UPDATED 18:49 EDT / OCTOBER 13 2009

Hulu: Potentially the Next Stop for Network Castoffs

image Broadcast schedules are two dimensional, there is a time slot and a desired demographic, which has conspired to make broadcast networks rather uninteresting destinations for good TV. The 22 minute sitcom format is dead while dramatic series are rarely given the time necessary for characters to develop.

It’s often forgotten that the venerable Law & Order series struggled in the early seasons (CBS originally ordered the pilot but rejected it, sending it to NBC where it now generates approximately $1b a year in revenue) but as we enter the 20th Law & Order season one has to wonder if it could be done again in a network landscape best described as hyper attention deficit disordered.

Case in point is a well reviewed series called Southland that NBC ordered with the intention of airing but later changed their mind, canceling production after 6 episodes had already been produced.

The network has six produced episodes, which were originally scheduled to begin airing on Fridays starting Oct. 23. Instead NBC has shut down production on “Southland” and plans to keep “Dateline” in the slot.

[From NBC cancels ‘Southland’ before its premiere–The Live Feed | THR]

This is exactly the kind of content that should be finding it’s way onto Hulu and iTunes. Online distribution is not bound by scheduling considerations and on the web every minute is prime time. This would suggest that given the right merchandising and promotion capabilities (think Amazon meets TV), Hulu could dramatically reshape the way we watch television because the original content we could be watching wouldn’t even make it to television.
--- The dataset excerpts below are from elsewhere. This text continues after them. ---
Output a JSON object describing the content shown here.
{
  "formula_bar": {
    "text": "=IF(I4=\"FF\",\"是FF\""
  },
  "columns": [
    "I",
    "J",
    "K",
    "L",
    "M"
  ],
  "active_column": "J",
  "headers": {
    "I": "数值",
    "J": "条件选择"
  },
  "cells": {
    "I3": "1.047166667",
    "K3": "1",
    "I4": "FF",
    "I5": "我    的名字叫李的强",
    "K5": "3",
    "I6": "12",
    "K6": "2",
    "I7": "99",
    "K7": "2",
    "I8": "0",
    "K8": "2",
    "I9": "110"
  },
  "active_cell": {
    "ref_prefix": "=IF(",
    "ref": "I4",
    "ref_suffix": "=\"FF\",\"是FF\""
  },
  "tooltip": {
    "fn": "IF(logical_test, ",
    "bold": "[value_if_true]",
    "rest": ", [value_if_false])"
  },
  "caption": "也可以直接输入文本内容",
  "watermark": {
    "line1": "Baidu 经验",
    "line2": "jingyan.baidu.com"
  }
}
This is highly speculative given that Hulu doesn’t yet have a subscription or micropayment mechanism and substantial quality of experience issues persist, yet it’s still exciting to consider.
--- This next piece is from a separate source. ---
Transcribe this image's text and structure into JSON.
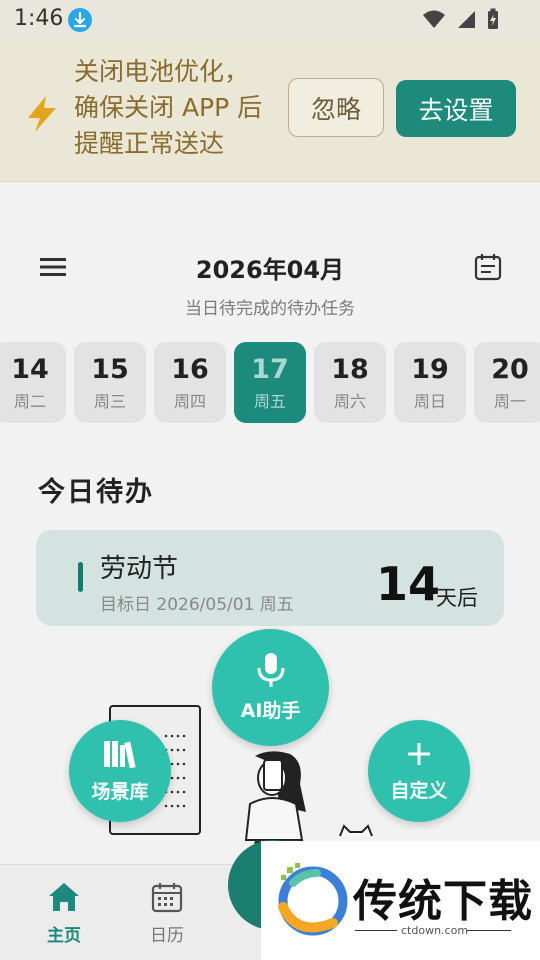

We’ve been promised “500 channels” of content for many years but when you end up with 500 channels of crap year over year you end up feeling a little jaded about the prospects, so perhaps the expansion of the web as a primary distribution vehicle for entertainment content could bring about positive change.

Having said that it will take broadcast networks abandoning their long held reflexive view that the web is an extension of what they offer in broadcast form.